7. I believe it was Jack Neusner who said "What we cannot show, we do not know." It applies here. The case for Jewish origins of Gnosticism has not been made and I myself doubt that it can be, given the evidence we have available at present.

I let Dr. So know that I would be blogging on this and I will e-mail him and Dr. Rasimus and invite them to send me any comments in response which they wish me to post.
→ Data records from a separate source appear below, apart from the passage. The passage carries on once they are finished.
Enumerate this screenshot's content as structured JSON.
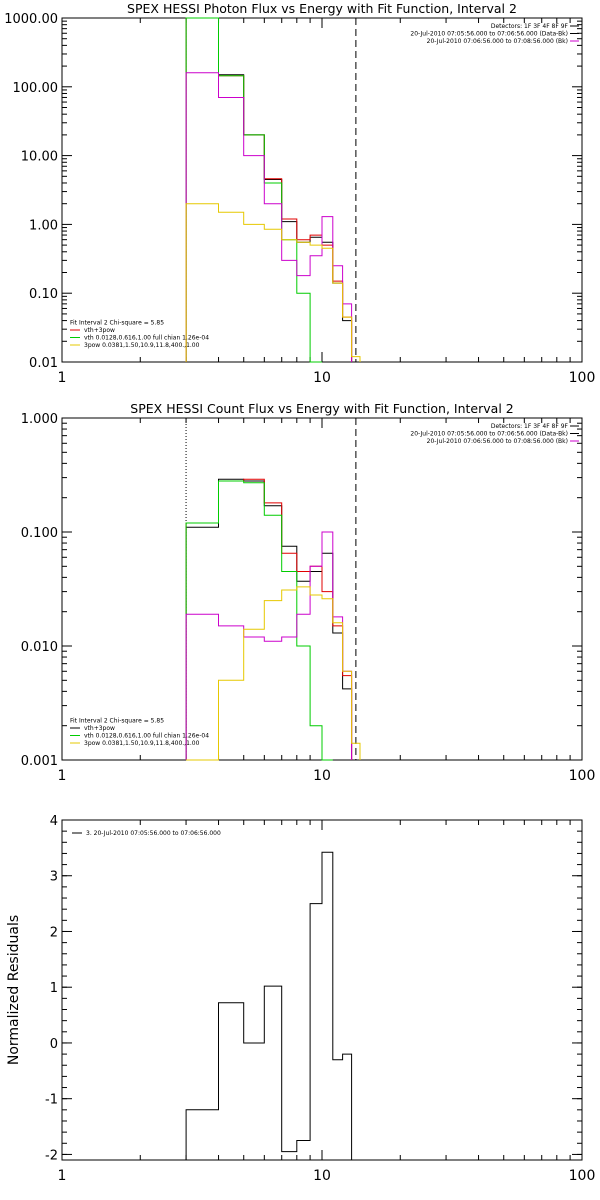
{
  "colors": {
    "black": "#000000",
    "red": "#e00000",
    "green": "#00cc00",
    "magenta": "#cc00cc",
    "yellow": "#e6c800"
  },
  "chart_data": [
    {
      "type": "line",
      "title": "SPEX HESSI Photon Flux vs Energy with Fit Function, Interval 2",
      "xlabel": "",
      "ylabel": "",
      "xscale": "log",
      "yscale": "log",
      "xlim": [
        1,
        100
      ],
      "ylim": [
        0.01,
        1000
      ],
      "xticks": [
        1,
        10,
        100
      ],
      "xtick_labels": [
        "1",
        "10",
        "100"
      ],
      "yticks": [
        0.01,
        0.1,
        1,
        10,
        100,
        1000
      ],
      "ytick_labels": [
        "0.01",
        "0.10",
        "1.00",
        "10.00",
        "100.00",
        "1000.00"
      ],
      "x_edges": [
        3,
        4,
        5,
        6,
        7,
        8,
        9,
        10,
        11,
        12,
        13,
        14,
        15
      ],
      "vlines": [
        {
          "x": 3,
          "style": "dotted",
          "color": "yellow"
        },
        {
          "x": 13.5,
          "style": "dashed",
          "color": "black"
        }
      ],
      "header_lines": [
        {
          "text": "Detectors: 1F 3F 4F 8F 9F",
          "color": "black"
        },
        {
          "text": "20-Jul-2010 07:05:56.000 to 07:06:56.000 (Data-Bk)",
          "color": "black"
        },
        {
          "text": "20-Jul-2010 07:06:56.000 to 07:08:56.000 (Bk)",
          "color": "magenta"
        }
      ],
      "legend_position": "bottom-left",
      "legend_title": "Fit Interval 2   Chi-square = 5.85",
      "legend": [
        {
          "label": "vth+3pow",
          "color": "red"
        },
        {
          "label": "vth 0.0128,0.616,1.00  full chian 1.26e-04",
          "color": "green"
        },
        {
          "label": "3pow 0.0381,1.50,10.9,11.8,400.,1.00",
          "color": "yellow"
        }
      ],
      "series": [
        {
          "color": "black",
          "values": [
            1000,
            150,
            20,
            4.5,
            1.1,
            0.55,
            0.65,
            0.55,
            0.14,
            0.04,
            null,
            null
          ]
        },
        {
          "color": "red",
          "values": [
            1000,
            145,
            20,
            4.6,
            1.2,
            0.6,
            0.7,
            0.5,
            0.15,
            0.045,
            null,
            null
          ]
        },
        {
          "color": "green",
          "values": [
            1000,
            145,
            20,
            4.0,
            0.6,
            0.1,
            0.01,
            null,
            null,
            null,
            null,
            null
          ]
        },
        {
          "color": "magenta",
          "values": [
            160,
            70,
            10,
            2.0,
            0.3,
            0.18,
            0.35,
            1.3,
            0.25,
            0.07,
            null,
            null
          ]
        },
        {
          "color": "yellow",
          "values": [
            2.0,
            1.5,
            1.0,
            0.85,
            0.6,
            0.55,
            0.5,
            0.45,
            0.14,
            0.045,
            0.012,
            null
          ]
        }
      ]
    },
    {
      "type": "line",
      "title": "SPEX HESSI Count Flux vs Energy with Fit Function, Interval 2",
      "xlabel": "",
      "ylabel": "",
      "xscale": "log",
      "yscale": "log",
      "xlim": [
        1,
        100
      ],
      "ylim": [
        0.001,
        1
      ],
      "xticks": [
        1,
        10,
        100
      ],
      "xtick_labels": [
        "1",
        "10",
        "100"
      ],
      "yticks": [
        0.001,
        0.01,
        0.1,
        1
      ],
      "ytick_labels": [
        "0.001",
        "0.010",
        "0.100",
        "1.000"
      ],
      "x_edges": [
        3,
        4,
        5,
        6,
        7,
        8,
        9,
        10,
        11,
        12,
        13,
        14,
        15
      ],
      "vlines": [
        {
          "x": 3,
          "style": "dotted",
          "color": "black"
        },
        {
          "x": 13.5,
          "style": "dashed",
          "color": "black"
        }
      ],
      "header_lines": [
        {
          "text": "Detectors: 1F 3F 4F 8F 9F",
          "color": "black"
        },
        {
          "text": "20-Jul-2010 07:05:56.000 to 07:06:56.000 (Data-Bk)",
          "color": "black"
        },
        {
          "text": "20-Jul-2010 07:06:56.000 to 07:08:56.000 (Bk)",
          "color": "magenta"
        }
      ],
      "legend_position": "bottom-left",
      "legend_title": "Fit Interval 2   Chi-square = 5.85",
      "legend": [
        {
          "label": "vth+3pow",
          "color": "black"
        },
        {
          "label": "vth 0.0128,0.616,1.00  full chian 1.26e-04",
          "color": "green"
        },
        {
          "label": "3pow 0.0381,1.50,10.9,11.8,400.,1.00",
          "color": "yellow"
        }
      ],
      "series": [
        {
          "color": "black",
          "values": [
            0.11,
            0.29,
            0.28,
            0.17,
            0.075,
            0.037,
            0.045,
            0.065,
            0.013,
            0.0042,
            null,
            null
          ]
        },
        {
          "color": "red",
          "values": [
            0.12,
            0.28,
            0.29,
            0.18,
            0.065,
            0.045,
            0.05,
            0.03,
            0.015,
            0.0055,
            null,
            null
          ]
        },
        {
          "color": "green",
          "values": [
            0.12,
            0.28,
            0.27,
            0.14,
            0.045,
            0.01,
            0.002,
            0.0005,
            null,
            null,
            null,
            null
          ]
        },
        {
          "color": "magenta",
          "values": [
            0.019,
            0.015,
            0.012,
            0.011,
            0.012,
            0.019,
            0.05,
            0.1,
            0.018,
            0.006,
            null,
            null
          ]
        },
        {
          "color": "yellow",
          "values": [
            0.001,
            0.005,
            0.014,
            0.025,
            0.031,
            0.033,
            0.028,
            0.026,
            0.016,
            0.006,
            0.0014,
            null
          ]
        }
      ]
    },
    {
      "type": "line",
      "title": "",
      "xlabel": "",
      "ylabel": "Normalized Residuals",
      "xscale": "log",
      "yscale": "linear",
      "xlim": [
        1,
        100
      ],
      "ylim": [
        -2.1,
        4
      ],
      "xticks": [
        1,
        10,
        100
      ],
      "xtick_labels": [
        "1",
        "10",
        "100"
      ],
      "yticks": [
        -2,
        -1,
        0,
        1,
        2,
        3,
        4
      ],
      "ytick_labels": [
        "-2",
        "-1",
        "0",
        "1",
        "2",
        "3",
        "4"
      ],
      "x_edges": [
        3,
        4,
        5,
        6,
        7,
        8,
        9,
        10,
        11,
        12,
        13
      ],
      "legend_position": "top-left",
      "legend": [
        {
          "label": "3. 20-Jul-2010 07:05:56.000 to 07:06:56.000",
          "color": "black"
        }
      ],
      "series": [
        {
          "color": "black",
          "values": [
            -1.2,
            0.72,
            0.0,
            1.02,
            -1.95,
            -1.75,
            2.5,
            3.42,
            -0.3,
            -0.2
          ]
        }
      ]
    }
  ]
}
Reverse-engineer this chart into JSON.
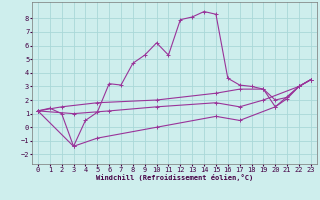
{
  "xlabel": "Windchill (Refroidissement éolien,°C)",
  "bg_color": "#ceeeed",
  "grid_color": "#aad8d8",
  "line_color": "#993399",
  "xlim": [
    -0.5,
    23.5
  ],
  "ylim": [
    -2.7,
    9.2
  ],
  "xticks": [
    0,
    1,
    2,
    3,
    4,
    5,
    6,
    7,
    8,
    9,
    10,
    11,
    12,
    13,
    14,
    15,
    16,
    17,
    18,
    19,
    20,
    21,
    22,
    23
  ],
  "yticks": [
    -2,
    -1,
    0,
    1,
    2,
    3,
    4,
    5,
    6,
    7,
    8
  ],
  "series1": [
    [
      0,
      1.2
    ],
    [
      1,
      1.4
    ],
    [
      2,
      1.0
    ],
    [
      3,
      -1.4
    ],
    [
      4,
      0.5
    ],
    [
      5,
      1.1
    ],
    [
      6,
      3.2
    ],
    [
      7,
      3.1
    ],
    [
      8,
      4.7
    ],
    [
      9,
      5.3
    ],
    [
      10,
      6.2
    ],
    [
      11,
      5.3
    ],
    [
      12,
      7.9
    ],
    [
      13,
      8.1
    ],
    [
      14,
      8.5
    ],
    [
      15,
      8.3
    ],
    [
      16,
      3.6
    ],
    [
      17,
      3.1
    ],
    [
      18,
      3.0
    ],
    [
      19,
      2.8
    ],
    [
      20,
      1.5
    ],
    [
      21,
      2.1
    ],
    [
      22,
      3.0
    ],
    [
      23,
      3.5
    ]
  ],
  "series2": [
    [
      0,
      1.2
    ],
    [
      2,
      1.5
    ],
    [
      5,
      1.8
    ],
    [
      10,
      2.0
    ],
    [
      15,
      2.5
    ],
    [
      17,
      2.8
    ],
    [
      19,
      2.8
    ],
    [
      20,
      2.0
    ],
    [
      21,
      2.2
    ],
    [
      22,
      3.0
    ],
    [
      23,
      3.5
    ]
  ],
  "series3": [
    [
      0,
      1.2
    ],
    [
      3,
      1.0
    ],
    [
      6,
      1.2
    ],
    [
      10,
      1.5
    ],
    [
      15,
      1.8
    ],
    [
      17,
      1.5
    ],
    [
      19,
      2.0
    ],
    [
      22,
      3.0
    ],
    [
      23,
      3.5
    ]
  ],
  "series4": [
    [
      0,
      1.2
    ],
    [
      3,
      -1.4
    ],
    [
      5,
      -0.8
    ],
    [
      10,
      0.0
    ],
    [
      15,
      0.8
    ],
    [
      17,
      0.5
    ],
    [
      20,
      1.5
    ],
    [
      22,
      3.0
    ],
    [
      23,
      3.5
    ]
  ]
}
I spent 45 minutes waiting in line to get to this computer and I don't intend to do that again. More blogging in Cambridge (after this session) depends on a short queue in future. If not, look for me on Saturday. Again, apologies for any hasty typos and half-digested thoughts.

Monday, July 21, 2003

INDUSTRIAL ESPIONAGE MEETS THE DEAD SEA SCROLLS? Would new scanning technology for reconstructing shredded documents help us reconstruct the Dead Sea Scrolls? I don't know. Interesting question.
ARCHAEOLOGY IS GETTING MORE DANGEROUS. Religious and nationalist concerns are leading people to take it personally. The Temple Mount is a premier example. Indiana Jones, move over.
HERE I AM IN CAMBRIDGE, blogging from an Intenet Cafe. Only they don't seem to serve coffee. Yesterday in the opening session of the International SBL meeting, Steve Mason gave a stunning lecture on "Rediscovering Josephus." He decried the usual approach of using Josephus as "background" to NT or rabbinic studies without taking him first on his own terms. My favorite sound bite was when he said that scholars try to make Josephus disgorge undigested chunks of history by performing a kind of historical Heimlich maneuver on him, or words to that effect. I've been making similar points about the Old Testament Pseudepigrapha for some time (without the Heimlich maneuver), so I found his presentation especially welcome. He also doubts the widely accepted connection between Josephus' Essenes and the Dead Sea Scrolls. He said that Josephus speaking so positively on the Qumran group would be like President Clinton praising the Branch Davidians during his 1994 State of the Union address.

This morning I went to the session on Hebrew seal inscriptions in the Shlomo Moussaieff collection. Dr. Moussaieff (who was present) is a private collector who has made his huge collection of Hebrew and Aramaic epigraphic material freely available to scholars for study and publication. All the papers were interesting but I'll just note Robert Deutsch's, since I have his handout in front of me. He spoke on royal bullae (clay seal impressions). I won't repeat specifics, but I'm sure he won't mind if I say that he displayed and commented on numerous bullae that included names of kings and names of royal officials of various types, and that this material gives us lots of new details about the Judean royal court in the monarchical period. His paper will be published in Shlomo: Studies in Epigraphy, Iconography, History and Archaeology in Honor of Shlomo Moussaieff (Tel Aviv-Jaffa) later this year. If you're into Hebrew seals, look for it.

Please excuse typos; the conditions here are a little primitive. I'm going to poke around on the Web now to see if there's anything interesting worth noting and, if so, I'll post it. Otherwise, I'll try to blog again in the next few days, but no promises.